There are, however, limitations to these methods. Engagement does not always provide an immediate and measurable increase in sales or conversions, but often does later down the line. This article from AdExchanger does a great job of explaining the different options for tracking performance.
For me, the biggest selling point of native advertising is the opportunity to create engagement with your brand. Therefore engagement should be the main metric for success.
Done well, native ads can be interesting, informative and sell a product or build a brand. Get them wrong and your customers/readers will hate you for it. Knowing how to strike this delicate – yet crucial – balance is difficult, but the key is really in the planning as I explained earlier. For great native advertising, you need the right piece of content on the right platform.

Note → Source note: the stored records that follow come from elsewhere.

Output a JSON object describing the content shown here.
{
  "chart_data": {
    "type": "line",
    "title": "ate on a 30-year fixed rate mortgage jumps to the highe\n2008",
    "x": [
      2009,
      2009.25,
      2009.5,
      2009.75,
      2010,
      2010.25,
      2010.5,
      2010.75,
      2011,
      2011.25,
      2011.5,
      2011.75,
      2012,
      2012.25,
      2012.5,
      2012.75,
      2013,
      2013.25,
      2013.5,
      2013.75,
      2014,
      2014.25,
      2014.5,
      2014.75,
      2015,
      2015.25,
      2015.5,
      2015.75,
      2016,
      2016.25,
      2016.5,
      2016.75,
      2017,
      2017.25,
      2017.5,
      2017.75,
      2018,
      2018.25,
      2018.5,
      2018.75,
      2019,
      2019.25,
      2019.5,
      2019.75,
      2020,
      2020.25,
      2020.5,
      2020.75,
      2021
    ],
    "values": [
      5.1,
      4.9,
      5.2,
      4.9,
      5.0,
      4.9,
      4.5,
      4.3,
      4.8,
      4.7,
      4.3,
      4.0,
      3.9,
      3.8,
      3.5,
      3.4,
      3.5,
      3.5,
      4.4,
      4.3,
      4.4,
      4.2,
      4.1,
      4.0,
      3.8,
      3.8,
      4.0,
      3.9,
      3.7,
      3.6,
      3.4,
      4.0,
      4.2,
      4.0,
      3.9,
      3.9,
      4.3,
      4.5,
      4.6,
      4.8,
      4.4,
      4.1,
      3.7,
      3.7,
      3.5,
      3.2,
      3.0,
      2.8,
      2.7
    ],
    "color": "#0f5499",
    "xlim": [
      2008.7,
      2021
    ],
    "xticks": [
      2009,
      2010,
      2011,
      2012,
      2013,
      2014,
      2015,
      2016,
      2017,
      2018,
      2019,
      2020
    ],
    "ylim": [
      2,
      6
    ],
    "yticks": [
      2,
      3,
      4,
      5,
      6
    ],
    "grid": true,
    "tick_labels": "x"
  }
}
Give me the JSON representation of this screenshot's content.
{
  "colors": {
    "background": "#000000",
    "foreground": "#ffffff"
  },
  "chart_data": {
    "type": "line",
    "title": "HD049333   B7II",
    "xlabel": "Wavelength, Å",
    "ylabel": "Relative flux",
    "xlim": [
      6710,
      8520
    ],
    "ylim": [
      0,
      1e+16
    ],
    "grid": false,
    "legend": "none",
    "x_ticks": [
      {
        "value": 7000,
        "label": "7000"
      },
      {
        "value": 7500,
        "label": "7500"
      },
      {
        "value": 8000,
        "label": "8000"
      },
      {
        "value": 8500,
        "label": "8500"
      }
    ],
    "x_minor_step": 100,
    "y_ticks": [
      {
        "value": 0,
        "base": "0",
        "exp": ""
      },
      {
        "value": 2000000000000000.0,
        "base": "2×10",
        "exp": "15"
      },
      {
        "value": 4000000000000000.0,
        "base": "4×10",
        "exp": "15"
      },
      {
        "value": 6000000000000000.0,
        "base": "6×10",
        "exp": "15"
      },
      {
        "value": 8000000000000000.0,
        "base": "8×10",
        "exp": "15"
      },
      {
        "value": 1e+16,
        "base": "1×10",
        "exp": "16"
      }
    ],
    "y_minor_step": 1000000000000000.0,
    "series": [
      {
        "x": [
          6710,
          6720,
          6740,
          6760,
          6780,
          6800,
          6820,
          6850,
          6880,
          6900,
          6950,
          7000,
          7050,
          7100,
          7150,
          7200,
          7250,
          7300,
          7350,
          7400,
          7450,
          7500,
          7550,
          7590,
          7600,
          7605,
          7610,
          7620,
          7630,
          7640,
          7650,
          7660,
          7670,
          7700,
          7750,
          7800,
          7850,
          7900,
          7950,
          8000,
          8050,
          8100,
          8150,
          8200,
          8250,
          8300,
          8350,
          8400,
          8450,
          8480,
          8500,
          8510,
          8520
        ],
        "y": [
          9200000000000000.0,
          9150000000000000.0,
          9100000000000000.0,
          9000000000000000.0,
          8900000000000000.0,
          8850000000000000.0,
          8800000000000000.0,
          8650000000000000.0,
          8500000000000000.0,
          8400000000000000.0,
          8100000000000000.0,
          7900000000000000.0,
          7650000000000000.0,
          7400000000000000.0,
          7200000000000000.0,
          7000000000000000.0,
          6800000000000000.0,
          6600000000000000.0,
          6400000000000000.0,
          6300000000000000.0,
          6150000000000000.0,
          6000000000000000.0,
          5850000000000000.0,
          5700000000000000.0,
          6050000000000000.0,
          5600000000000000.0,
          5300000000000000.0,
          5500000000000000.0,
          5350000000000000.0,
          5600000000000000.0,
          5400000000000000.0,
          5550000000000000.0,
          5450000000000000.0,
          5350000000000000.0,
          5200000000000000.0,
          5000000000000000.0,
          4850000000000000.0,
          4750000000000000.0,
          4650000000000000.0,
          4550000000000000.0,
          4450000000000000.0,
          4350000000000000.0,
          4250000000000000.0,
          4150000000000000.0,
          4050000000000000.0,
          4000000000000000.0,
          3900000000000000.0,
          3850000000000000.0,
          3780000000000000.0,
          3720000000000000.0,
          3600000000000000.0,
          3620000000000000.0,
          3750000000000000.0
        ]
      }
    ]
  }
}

A popular example of what happens when content and platform clash 2013’s controversial advertorial for the Church of Scientology on The Atlantic’s website, which had both the church and the publisher wishing they’d never done it. You can read more on that story here
Another example of strange bedfellows includes when The Economist teamed up with Buzzfeed to create a promotional listicle titled “Dare2GoDeep.” The piece, and indeed, the pairing, was widely mocked as “inane” and “cringe-worthy.” Understandable when you’re trying to pair up one of the world’s most respected news magazines and a website known for its lists of “all the things”.
What’s worse than strange pairings? When native becomes a wolf in sheep’s clothing. Consumers do not appreciate the bait-and-switch approach that some publishers have chosen to take.
This brings me on to the importance of correct labeling for native adverts. Following Mondelez’s banned native ad for Oreo on YouTube, advertising trade bodies ISBA and the IAB have warned brands to be respectful of their consumers and clearly label sponsored content as advertising. No one can argue that this is great content but, despite not being labeled as such, it is promotional.
The most commonly accepted labels for native adverts as approved by the IAB are as follows:
Native advertising can be a powerful tool and will no doubt continue to grow and flex to meet the demands of advertisers and consumers alike. It has opened up exciting new opportunities to advertisers and publishers beyond what advertorials and display adverts can offer.
Remember, though, when creating a native campaign, the consumer should always be able to distinguish between what is paid advertising and what is editorial content. Unclear labeling or failure to disclose what is clearly an advert can really annoy your consumers if they feel tricked into digesting your promoted content. Be honest with them and they will thank you for it.
To quote Eric Goeres, director of innovation at Time magazine, “Don’t trick them. Don’t piss them off.”